What Separates Good Executives from Great Ones?
In the latest episode of The Operations Room podcast, hosts Brandon Mencinga and Bethany Ayers explore the critical difference between competent and exceptional C-suite leadership with executive coach Matthew Stone from EMEI Consulting. The conversation reveals that true leadership excellence stems from authenticity, emotional intelligence, and genuine curiosity about both yourself and others.
The Foundation of Great Leadership: Self-Awareness and Curiosity
Brandon: What is the difference between good executives and great executives at the C-suite level in your eyes?
Matthew: Great executives are able to create truly engaged empathic relationships where they recognize what's outstanding about the people that are around them and are willing to engage from that place. They also choose to be a cultural barometer - they recognize organizational values and choose to role model them, inviting the best from the people around them.
Bethany: Which immediately brings me to another question - greatness in whose eyes?
Matthew: I think greatness is appraised as a result of the outcome. What happens for the folks that are there? What happens to the markets that they are serving? So I think greatness is what greatness does, rather than what it actually means for the individual.
The Accountability Challenge
Brandon: Something that occurs to me is this struggle in scale-ups for the CEO where you want to have that empowered culture, you want that autonomous culture, but also a really accountable culture. How can a CEO best foster that accountability side of things?

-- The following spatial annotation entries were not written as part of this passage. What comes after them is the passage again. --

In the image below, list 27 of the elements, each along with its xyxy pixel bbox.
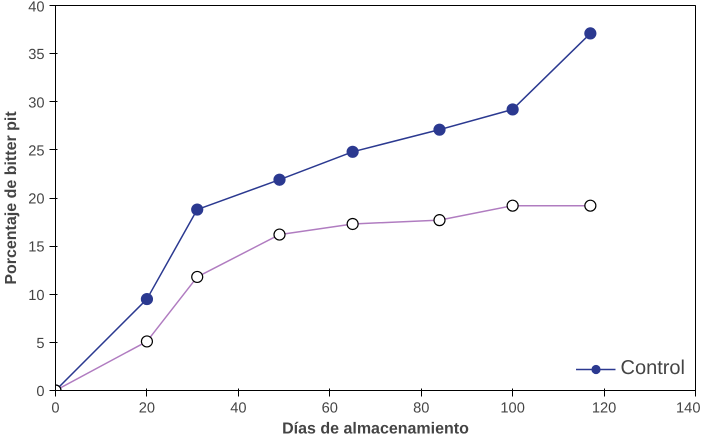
point <box>273 174 286 186</box>
x-tick-label: 40 <box>230 400 247 416</box>
point <box>346 146 359 158</box>
x-tick-label: 20 <box>138 400 156 416</box>
x-tick-label: 100 <box>500 400 525 416</box>
y-tick-label: 35 <box>28 47 45 64</box>
point <box>191 203 204 216</box>
x-tick-label: 60 <box>322 400 338 416</box>
y-tick-label: 25 <box>28 143 45 160</box>
y-tick-label: 10 <box>28 288 45 304</box>
point <box>433 124 446 136</box>
y-tick-label: 0 <box>36 384 45 400</box>
point <box>140 292 154 306</box>
y-tick-label: 15 <box>28 240 45 256</box>
x-tick-label: 140 <box>676 400 701 416</box>
y-tick-label: 20 <box>28 192 45 208</box>
y-tick-label: 30 <box>28 95 45 112</box>
x-tick-label: 0 <box>51 400 60 416</box>
x-axis-title: Días de almacenamiento <box>282 420 470 438</box>
y-axis-title: Porcentaje de bitter pit <box>3 110 20 285</box>
point <box>584 27 596 40</box>
legend-label: Control <box>620 357 685 380</box>
x-tick-label: 80 <box>413 400 430 416</box>
x-tick-label: 120 <box>592 400 616 416</box>
y-tick-label: 5 <box>36 336 45 352</box>
y-tick-label: 40 <box>28 0 45 16</box>
point <box>506 103 519 116</box>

Matthew: Often the real challenge COOs face is the ability to navigate conversations where accountability is front and center and doing it in a way that's constructive, empathic, but nonetheless leaning into the direct responsibility. That is one of the most significant skills - how do you steward high performance and be willing to lean into the emotionality without being driven by the emotion.
Bethany: Maybe COOs are so tied to OKRs and measurable outcomes that they don't have to have the tough conversations. Telling somebody they haven't hit a KPI is not the same thing as holding somebody to account.

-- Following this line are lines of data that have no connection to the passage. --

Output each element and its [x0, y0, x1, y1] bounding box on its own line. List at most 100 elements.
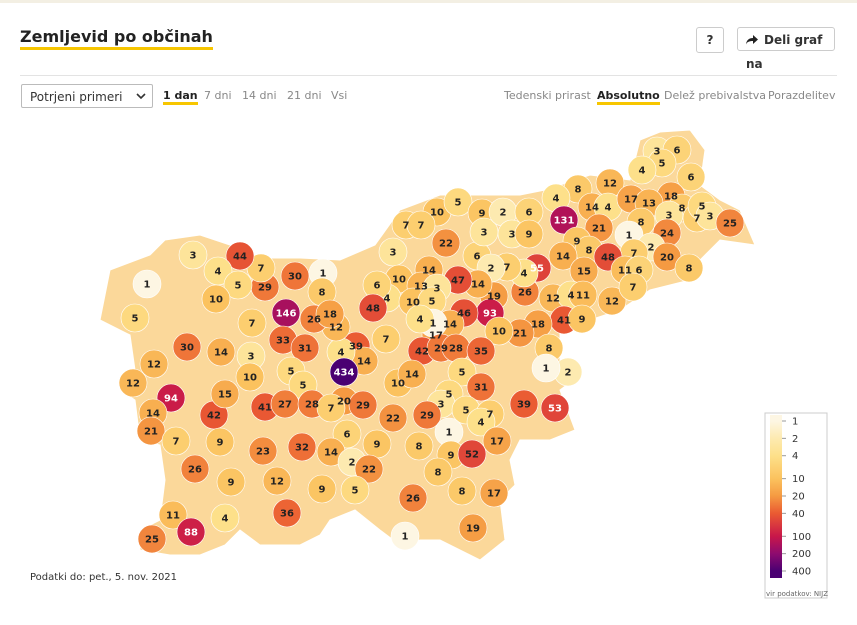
municipality-value: 11	[576, 291, 590, 302]
municipality-value: 3	[509, 230, 516, 241]
tab[interactable]: Absolutno	[597, 89, 660, 105]
municipality-value: 8	[435, 468, 442, 479]
municipality	[540, 393, 570, 423]
share-label: Deli graf na	[746, 33, 823, 71]
share-button[interactable]: Deli graf na	[737, 27, 835, 71]
municipality	[354, 454, 384, 484]
legend-tick-label: 2	[792, 434, 798, 445]
municipality-value: 26	[406, 494, 420, 505]
municipality	[225, 241, 255, 271]
dropdown[interactable]: Potrjeni primeri	[21, 84, 153, 108]
municipality	[484, 316, 514, 346]
municipality	[423, 457, 453, 487]
tab[interactable]: 1 dan	[163, 89, 198, 105]
municipality	[447, 476, 477, 506]
municipality-value: 10	[430, 208, 444, 219]
tab[interactable]: 21 dni	[287, 89, 322, 102]
legend-tick-label: 400	[792, 567, 811, 578]
municipality	[136, 416, 166, 446]
municipality-value: 5	[300, 381, 307, 392]
municipality-value: 19	[466, 524, 480, 535]
municipality-value: 24	[660, 229, 674, 240]
municipality-value: 3	[666, 211, 673, 222]
municipality	[466, 336, 496, 366]
tab[interactable]: 7 dni	[204, 89, 232, 102]
municipality-value: 9	[574, 237, 581, 248]
municipality	[378, 237, 408, 267]
municipality	[397, 359, 427, 389]
municipality	[371, 324, 401, 354]
municipality-value: 30	[180, 343, 194, 354]
municipality-value: 2	[488, 264, 495, 275]
municipality	[118, 368, 148, 398]
municipality	[176, 517, 206, 547]
municipality-value: 14	[443, 320, 457, 331]
municipality	[235, 362, 265, 392]
municipality	[715, 208, 745, 238]
municipality-value: 29	[434, 344, 448, 355]
municipality-value: 27	[278, 400, 292, 411]
municipality-value: 1	[402, 532, 409, 543]
municipality	[398, 483, 428, 513]
municipality-value: 5	[235, 281, 242, 292]
municipality-value: 6	[688, 173, 695, 184]
legend-tick-label: 1	[792, 417, 798, 428]
municipality-value: 42	[207, 411, 221, 422]
municipality-value: 4	[605, 203, 612, 214]
help-button[interactable]: ?	[696, 27, 724, 53]
tab[interactable]: Tedenski prirast	[504, 89, 591, 102]
municipality-value: 93	[483, 309, 497, 320]
municipality-value: 9	[228, 478, 235, 489]
dropdown-arrow	[136, 93, 146, 100]
municipality-value: 10	[391, 379, 405, 390]
municipality-value: 48	[601, 253, 615, 264]
municipality-value: 9	[579, 315, 586, 326]
municipality	[158, 500, 188, 530]
municipality-value: 5	[429, 297, 436, 308]
municipality-value: 17	[490, 437, 504, 448]
municipality-value: 4	[639, 166, 646, 177]
municipality	[458, 513, 488, 543]
municipality-value: 6	[374, 281, 381, 292]
legend-scale	[770, 415, 782, 578]
municipality-value: 1	[543, 364, 550, 375]
municipality-value: 146	[276, 309, 297, 320]
dropdown-label: Potrjeni primeri	[30, 90, 123, 104]
municipality-value: 4	[521, 269, 528, 280]
municipality-value: 3	[390, 248, 397, 259]
municipality-value: 14	[471, 280, 485, 291]
municipality	[405, 304, 435, 334]
municipality	[466, 372, 496, 402]
municipality-value: 8	[575, 185, 582, 196]
municipality-value: 21	[144, 427, 158, 438]
tab[interactable]: Porazdelitev	[768, 89, 836, 102]
municipality-value: 3	[654, 147, 661, 158]
municipality-value: 21	[592, 224, 606, 235]
municipality-value: 26	[518, 288, 532, 299]
municipality-value: 14	[422, 266, 436, 277]
municipality-value: 14	[324, 448, 338, 459]
municipality	[597, 286, 627, 316]
municipality-value: 12	[126, 379, 140, 390]
municipality-value: 28	[305, 400, 319, 411]
municipality-value: 28	[449, 344, 463, 355]
municipality	[307, 474, 337, 504]
municipality-value: 8	[679, 204, 686, 215]
municipality-value: 9	[526, 230, 533, 241]
municipality-value: 1	[320, 269, 327, 280]
municipality-value: 20	[660, 253, 674, 264]
tab[interactable]: 14 dni	[242, 89, 277, 102]
municipality-value: 12	[270, 477, 284, 488]
municipality-value: 94	[164, 394, 178, 405]
municipality	[443, 187, 473, 217]
municipality	[216, 467, 246, 497]
municipality	[412, 400, 442, 430]
tab[interactable]: Delež prebivalstva	[664, 89, 767, 102]
municipality	[172, 332, 202, 362]
municipality	[509, 389, 539, 419]
municipality-value: 18	[531, 320, 545, 331]
tab[interactable]: Vsi	[331, 89, 348, 102]
municipality	[531, 353, 561, 383]
municipality	[514, 219, 544, 249]
municipality-value: 25	[723, 219, 737, 230]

Matthew: What I'd be really curious about is what would feel like a really aligned way to appraise whether someone is performing in a way the organization requires. I think creating that alignment is complicated, and I think what we're actually talking about is alignment first, then accountability.
Building Executive Presence Through Authenticity
Brandon: The CEO always wants to be in a position where they have really good executive presence. Can you talk us through what a CEO might think about to help themselves on that pathway?
Matthew: What I notice about presence is that it's normally an outcome of authenticity. When someone recognizes the truth of how they think and feel in any situation and chooses to inhabit that in a way that feels congruent - that sense of clarity is what sums up to integrity presence. It's not jazz hands, it's not loudness, it's a function of self-understanding.
Bethany: With a woman's view on this, one of the things I've been told in my career and a lot of other women are told quite often is that we lack gravitas. Do you have anything specific you would advise women to do?
Matthew: My experience is that gravitas is a function of clarity. If women are being told their executive presence is not landing, then be even more clear - not louder, not more assertive, but even clearer. I would encourage deepening into the truth of who they are rather than trying to ape the male approach, because the truth of who they are is more than powerful enough.
The Power of Curiosity and Emotional Intelligence
Brandon: How do leaders become more self-aware and better at the EQ side of things?
Matthew: Choosing to be curious about ourselves. If we're going to be emotionally competent, the first person we need to be emotionally competent about is us. That curiosity could look like: Why do I feel this way in this conversation? What is my true sense of purpose at work? What happens when I feel stressed? When we have that self-understanding, it gives us the ability to create understanding with our colleagues.
Brandon: I appreciate the fact that EQ is a learned skill because sometimes it's a bit of a cop-out for people where it's like, I'm just not good at it, it's not who I am.
Matthew: I think the reality is that having a conversation to explore somebody's relationship with the task is deprioritized and not seen as efficient use of time. My counsel is that it is - strengthening teams comes as a function of emotional understanding and aligned commitment around task.
Final Wisdom
Brandon: If you could leave our audience with one thing from the conversation today, what would that be?
Matthew: The greatest investment you can make in your ability to be truly impactful in your work is be curious. Be curious about yourself at depth and be curious about your colleagues, and when answers come, listen up. That's probably the greatest skill a leader can generate.